The Mwingi District in Kenya is at the Equator where sunlight cannot benefit for long hours.
About 60% of around 400,000 inhabitants of Mwingi, live on less than a dollar a day, by being one of the poorest areas in the whole country, receiving electricity does not seem to be possible in the next 50 years.
To have a relatively bright future in that district children have to get high education.
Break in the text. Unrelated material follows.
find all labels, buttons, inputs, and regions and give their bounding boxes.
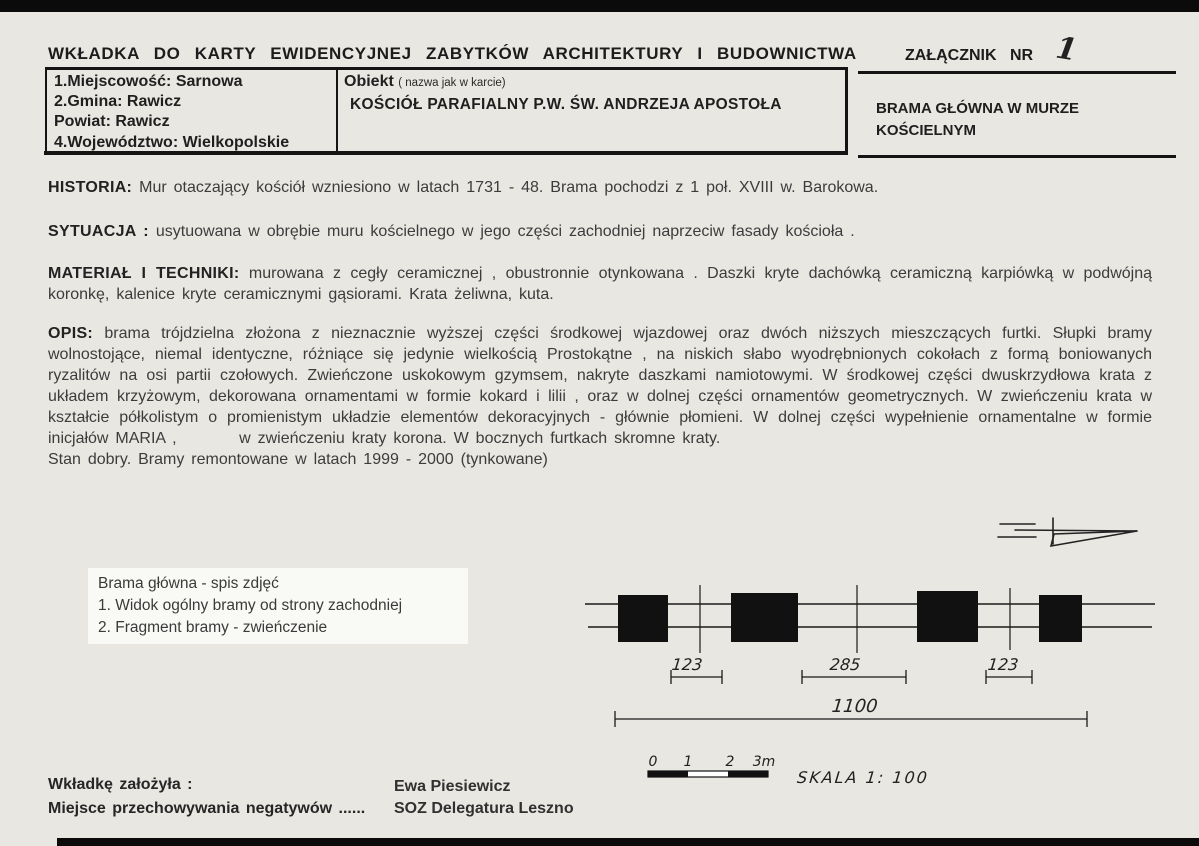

Therefore they need light to be able to study.
In a district where both natural and financial conditions are against, Children of Mwingi have a limited future.
Objective
The objective is to provide 20 schools with a solar system within a period of three years, to lighten the future of children.

Lighten Their Future Project
Officials will have to close 100 primary schools and 20 secondary schools which are off the national electricity grid and not likely to get electricity for the next 50 years in the project area.
Mwingi district has a total of 360 primary schools, (each with an average of 600- 800 pupils, (approximately 252,000 pupils) and 53 secondary schools, each with an average of 300-400 students (approximately 21,200 students).
The education system in Kenya is structured in such a way that, pupils spent 8 years in primary school, 4 in secondary and another 4 at university.
Out of the 20,000 enrolled in standard within the project area at any one given year, 60% drop out before making it to class eight.
On the other hand, out of the +/- 2,000 or so admitted to form one, less than 50 students (2.5%) score grades good enough to get them admitted to local public universities. Over 90% of all these schools are situated in very remote areas, and may take the next 50 years or so, to get connected to the national grid, UNLESS, something drastic and innovative, as this initiative happens.
Rise Kenya Organization has selected 33 primary schools and 6 secondary schools to start with solar lighting.
Depending on the scale of the project the establishment of a solar lighting system cost circa 1,500 Euro per school.